Supply chains are rethinking their sourcing distances, with some opting to try a more localized approach to manufacturing and distribution.

By Mike Ogle

Consumer demand for speedy deliveries, the global scope of e-commerce and trade, increased product customization and bottom lines are all causing supply chains to rethink their sourcing distances, with some opting to try a more localized approach to manufacturing and distribution. Almost every supply chain is challenged by these raised expectations. Even industrial sourcing is affected by personal consumer expectations as people start to ask why industrial materials and parts can’t be shopped for and delivered like consumer goods.

Localized manufacturing and distribution is about building, sourcing and serving closer to customers rather than from larger, centralized facilities shipping long distances around the world. Technology has stepped in to help enable and coordinate long-distance flows, but is also enabling supply chains to go more local as well as global.

Jim Tompkins, chairman and CEO of MHI member Tompkins International, said, “Localization is a requirement because it is impossible to centrally design and control systems that have so much volatility, uncertainty, complexity and ambiguity.” He emphasized that master-planned optimization is an obsolete concept that has been replaced by planning for adaptability because optionality beats optimality.

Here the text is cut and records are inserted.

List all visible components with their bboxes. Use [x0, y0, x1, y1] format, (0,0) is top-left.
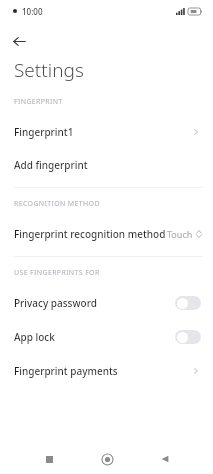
staticText: Add fingerprint — [14, 158, 88, 172]
staticText: Fingerprint recognition method — [14, 227, 166, 241]
staticText: Settings — [14, 57, 84, 83]
button[interactable]: App lock — [0, 321, 213, 352]
button[interactable]: Fingerprint recognition method — [0, 218, 213, 249]
staticText: RECOGNITION METHOD — [14, 199, 100, 209]
button[interactable]: Fingerprint payments — [0, 355, 213, 386]
staticText: Fingerprint payments — [14, 364, 118, 378]
button[interactable]: Back — [8, 30, 30, 52]
staticText: Fingerprint1 — [14, 125, 74, 139]
button[interactable]: Fingerprint1 — [0, 116, 213, 147]
button[interactable]: Home — [89, 444, 125, 474]
staticText: USE FINGERPRINTS FOR — [14, 268, 100, 278]
staticText: App lock — [14, 330, 55, 344]
staticText: FINGERPRINT — [14, 97, 63, 107]
staticText: Privacy password — [14, 296, 97, 310]
button[interactable]: Recents — [31, 444, 67, 474]
button[interactable]: Back — [147, 444, 183, 474]
button[interactable]: Add fingerprint — [0, 149, 213, 180]
staticText: Touch — [167, 228, 193, 240]
staticText: 10:00 — [22, 6, 43, 17]
button[interactable]: Privacy password — [0, 287, 213, 318]
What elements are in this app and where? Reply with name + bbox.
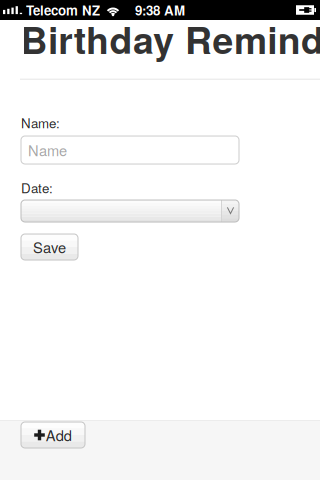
staticText: 9:38 AM bbox=[135, 0, 185, 20]
staticText: Birthday Reminder bbox=[20, 12, 320, 66]
button[interactable]: Add bbox=[21, 422, 85, 448]
staticText: Telecom NZ bbox=[26, 0, 100, 20]
button[interactable]: Save bbox=[21, 234, 78, 260]
staticText: Date: bbox=[21, 178, 53, 197]
staticText: Save bbox=[33, 236, 66, 258]
staticText: Name: bbox=[21, 113, 60, 132]
button[interactable] bbox=[21, 200, 239, 222]
staticText: Add bbox=[46, 424, 72, 446]
staticText: Name bbox=[28, 140, 67, 160]
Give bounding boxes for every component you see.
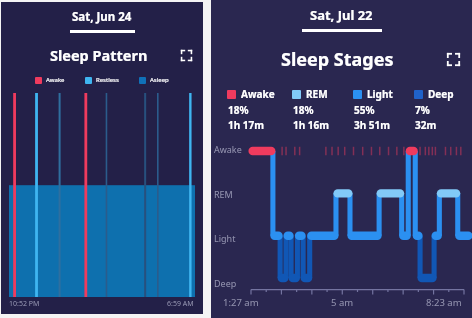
button[interactable]: Expand chart [180,49,193,62]
staticText: 8:23 am [426,296,462,309]
staticText: Awake [241,87,275,101]
staticText: Sleep Stages [281,47,394,72]
staticText: 55% [354,103,375,117]
staticText: 6:59 AM [167,299,194,309]
staticText: 1h 16m [293,118,330,132]
staticText: Asleep [150,76,169,84]
staticText: Deep [214,277,237,289]
button[interactable]: Light [353,87,414,132]
staticText: Sat, Jul 22 [310,6,373,24]
button[interactable]: REM [292,87,353,132]
staticText: 32m [415,118,437,132]
staticText: 3h 51m [354,118,391,132]
staticText: Awake [46,76,65,84]
button[interactable]: Awake [227,87,292,132]
button[interactable]: Awake [35,76,65,84]
staticText: REM [306,87,328,101]
staticText: Sleep Pattern [50,45,148,65]
staticText: Restless [96,76,119,84]
staticText: 18% [293,103,314,117]
staticText: 18% [228,103,249,117]
button[interactable]: Asleep [139,76,169,84]
staticText: Light [367,87,393,101]
staticText: 1:27 am [223,296,259,309]
staticText: Light [214,232,236,244]
button[interactable]: Expand chart [446,52,461,67]
staticText: REM [214,188,233,200]
staticText: 10:52 PM [9,299,40,309]
staticText: 7% [415,103,430,117]
staticText: 5 am [331,296,354,309]
staticText: 1h 17m [228,118,265,132]
staticText: Awake [214,143,242,155]
button[interactable]: Deep [414,87,466,132]
staticText: Deep [428,87,454,101]
staticText: Sat, Jun 24 [72,9,132,25]
button[interactable]: Restless [85,76,119,84]
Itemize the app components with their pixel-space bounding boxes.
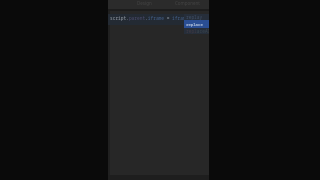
staticText: script.parent.iframe = iframe; <box>110 15 191 21</box>
staticText: replace <box>186 22 203 27</box>
staticText: replaceAll() <box>186 28 209 34</box>
button[interactable]: replaceAll() <box>184 28 209 34</box>
button[interactable]: replay <box>184 14 209 20</box>
staticText: replay <box>186 14 203 20</box>
button[interactable]: Design <box>137 0 152 9</box>
staticText: Component <box>175 0 200 6</box>
button[interactable]: Component <box>175 0 200 9</box>
button[interactable]: replace <box>184 20 209 28</box>
staticText: Design <box>137 0 152 6</box>
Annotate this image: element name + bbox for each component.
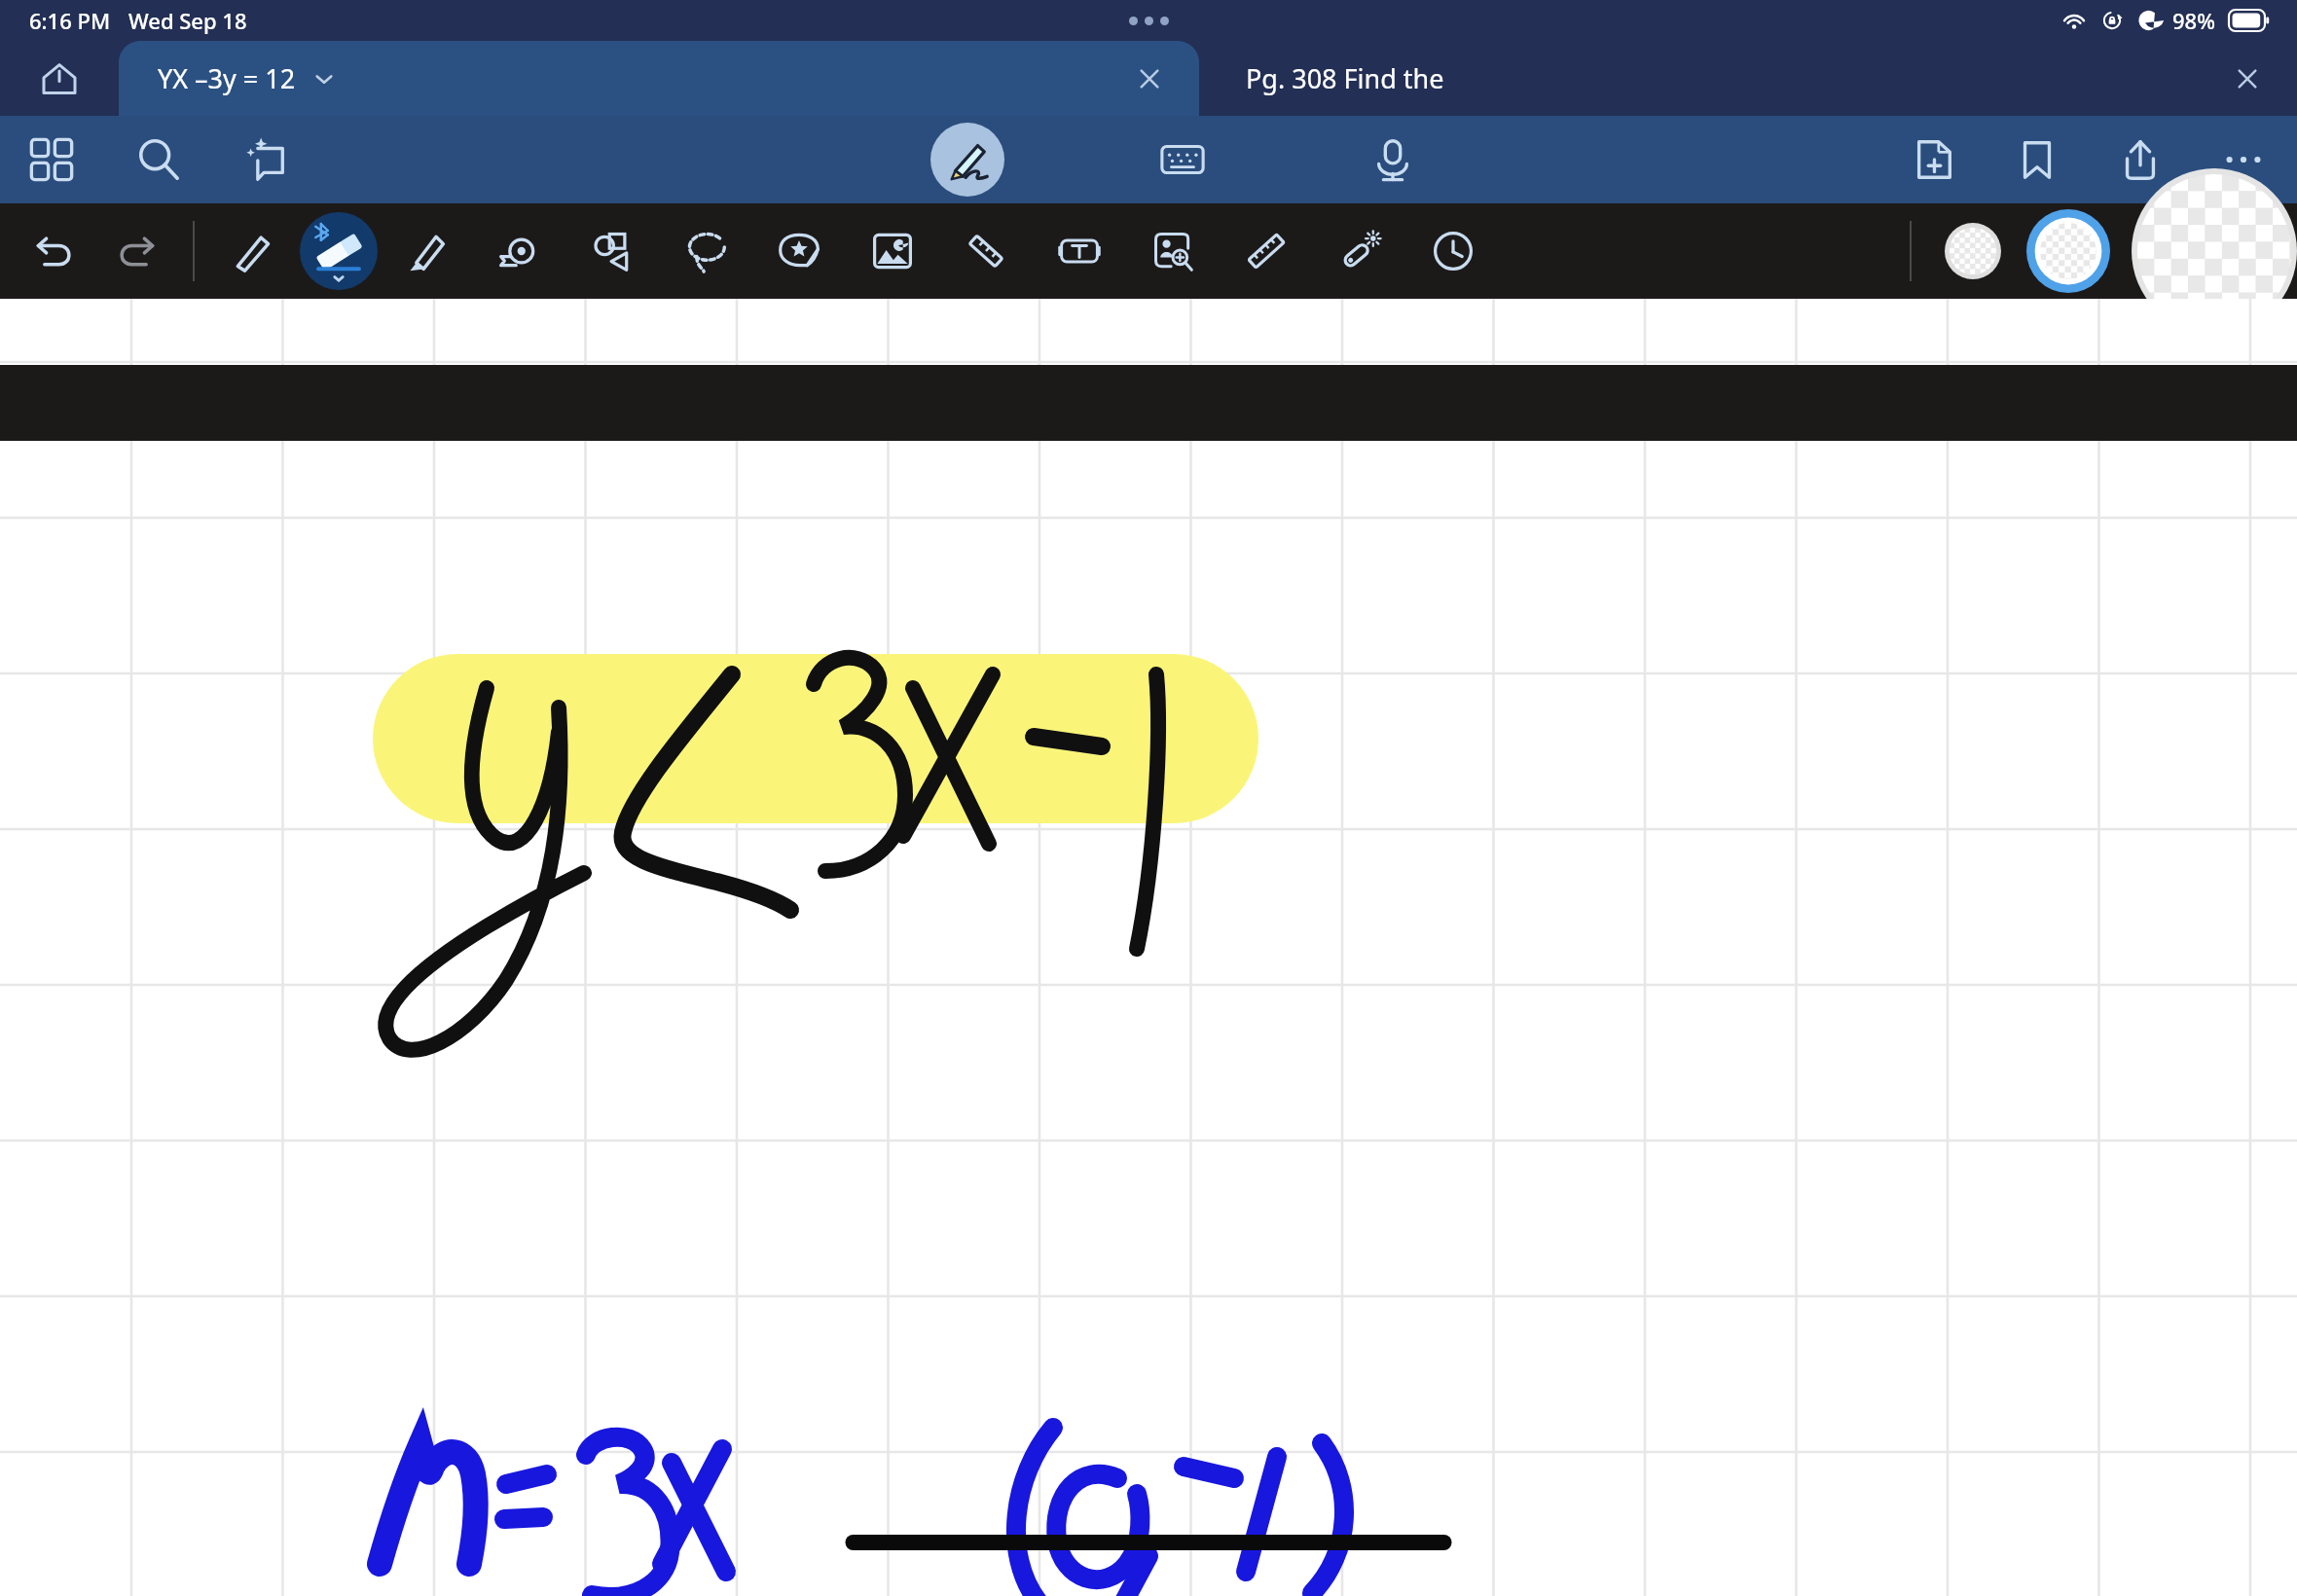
button[interactable]: Shapes [580,219,644,283]
button[interactable]: Colour swatch 2, selected [2026,209,2110,293]
button[interactable]: More options [2211,127,2276,192]
staticText: YX –3y = 12 [158,60,296,96]
button[interactable]: Close tab [2223,54,2272,103]
button[interactable]: Magic tool [1328,219,1392,283]
staticText: Pg. 308 Find the [1246,60,1444,96]
button[interactable]: Eraser [300,212,378,290]
button[interactable]: Keyboard [1150,127,1215,192]
button[interactable]: Undo [21,219,86,283]
button[interactable]: Close tab [1125,54,1174,103]
button[interactable]: YX –3y = 12 [119,41,1199,116]
button[interactable]: Smart assist [234,127,298,192]
staticText: 6:16 PM [29,6,111,35]
button[interactable]: Ink mode [930,123,1004,197]
button[interactable]: Voice input [1361,127,1425,192]
button[interactable]: Bookmark [2005,127,2069,192]
button[interactable]: Stickers [767,219,831,283]
staticText: Wed Sep 18 [128,6,247,35]
button[interactable]: Lasso select [674,219,738,283]
button[interactable]: Ruler [1234,219,1298,283]
button[interactable]: Lasso tape [487,219,551,283]
button[interactable]: Redo [105,219,169,283]
button[interactable]: History [1421,219,1485,283]
button[interactable]: Search [127,127,191,192]
button[interactable]: Image search [1141,219,1205,283]
button[interactable]: Pen [220,219,284,283]
button[interactable]: Colour swatch 1 [1945,223,2001,279]
staticText: 98% [2172,6,2215,35]
button[interactable]: Insert image [860,219,925,283]
button[interactable]: Share [2108,127,2172,192]
button[interactable]: Highlighter [393,219,457,283]
button[interactable]: Pg. 308 Find the [1199,41,2297,116]
button[interactable]: Add page [1902,127,1966,192]
button[interactable]: Text box [1047,219,1112,283]
button[interactable]: Home [0,41,119,116]
button[interactable]: Ruler line [954,219,1018,283]
button[interactable]: Grid view [19,127,84,192]
button[interactable]: Active colour [2132,203,2297,299]
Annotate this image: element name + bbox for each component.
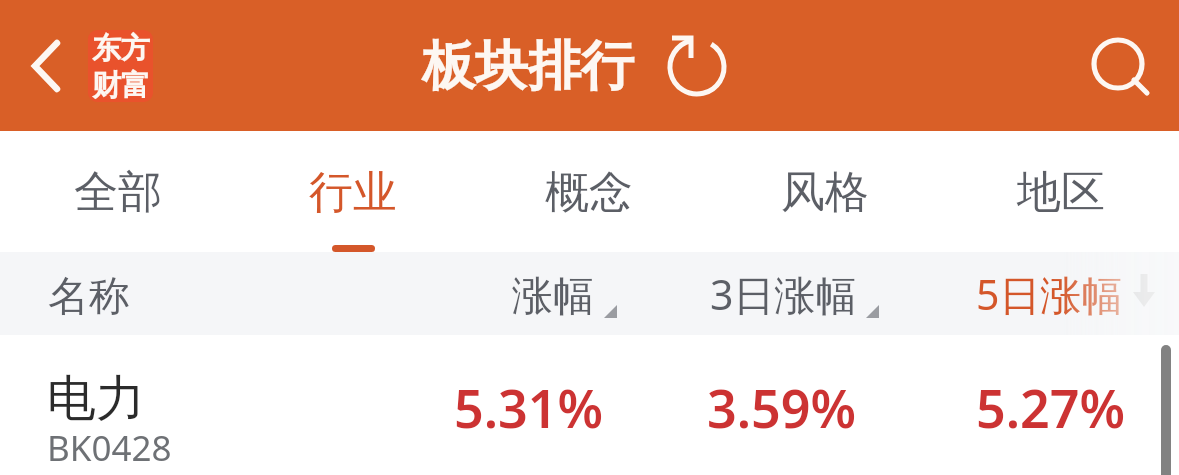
staticText: 3日涨幅 [710, 266, 857, 322]
button[interactable]: 3日涨幅 [698, 252, 845, 335]
staticText: 名称 [48, 271, 130, 323]
staticText: 5日涨幅 [976, 266, 1123, 322]
staticText: 东方 [92, 30, 150, 67]
button[interactable]: Refresh [661, 31, 733, 103]
button[interactable]: 5日涨幅 [964, 252, 1111, 335]
staticText: 5.31% [454, 372, 604, 443]
button[interactable]: Back [10, 22, 82, 110]
button[interactable]: 风格 [707, 131, 943, 252]
staticText: 板块排行 [422, 33, 634, 100]
staticText: 5.27% [976, 372, 1126, 443]
staticText: 财富 [92, 67, 150, 102]
button[interactable]: 电力 [0, 335, 1179, 475]
button[interactable]: 概念 [471, 131, 707, 252]
staticText: 全部 [74, 165, 162, 220]
button[interactable]: 涨幅 [500, 252, 582, 335]
button[interactable]: 行业 [235, 131, 471, 252]
button[interactable]: 东方财富 [88, 30, 153, 102]
staticText: 概念 [545, 165, 633, 220]
staticText: 地区 [1017, 165, 1105, 220]
button[interactable]: Search [1078, 24, 1158, 104]
staticText: 电力 [47, 368, 145, 430]
button[interactable]: 地区 [943, 131, 1179, 252]
staticText: 涨幅 [512, 271, 594, 323]
staticText: 风格 [781, 165, 869, 220]
staticText: BK0428 [47, 424, 172, 472]
staticText: 行业 [309, 165, 397, 220]
button[interactable]: 全部 [0, 131, 235, 252]
staticText: 3.59% [707, 372, 857, 443]
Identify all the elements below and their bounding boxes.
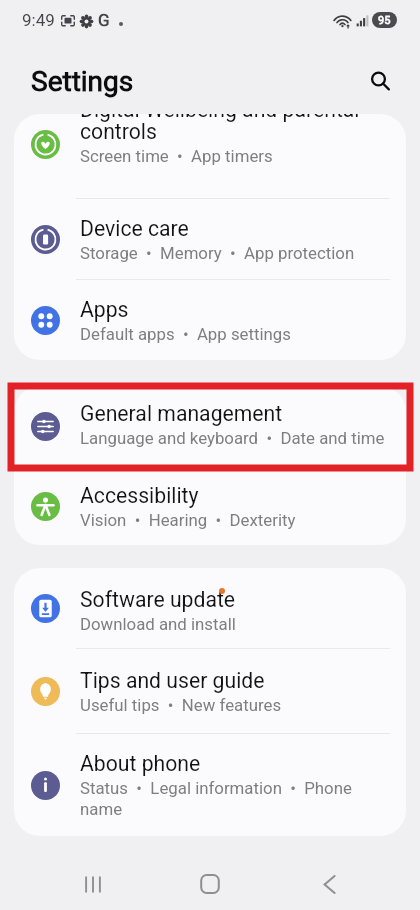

Big and global isn’t always the answer

There are many reasons why companies have “gone big and global,” concentrating their production at large factories that ship around the country or around the world. But, there are some industries that require customization closer to the customers, even if they are producing at a large centralized facility. As pointed out by Brian Guistwhite, director at MHI member St. Onge Company, “Many recreational vehicles (RVs, boats, motorcycles, quads) are manufactured on a standard base that can be delivered to many sites where final assembly is completed locally and they have considerable sets of options that can be added, removed or exchanged to provide the local consumer with the options that they want.” The magic is in finding a large enough cluster of customers and understanding their preferences to determine whether building a local production facility meets a breakeven point to justify the investment in more local capacity.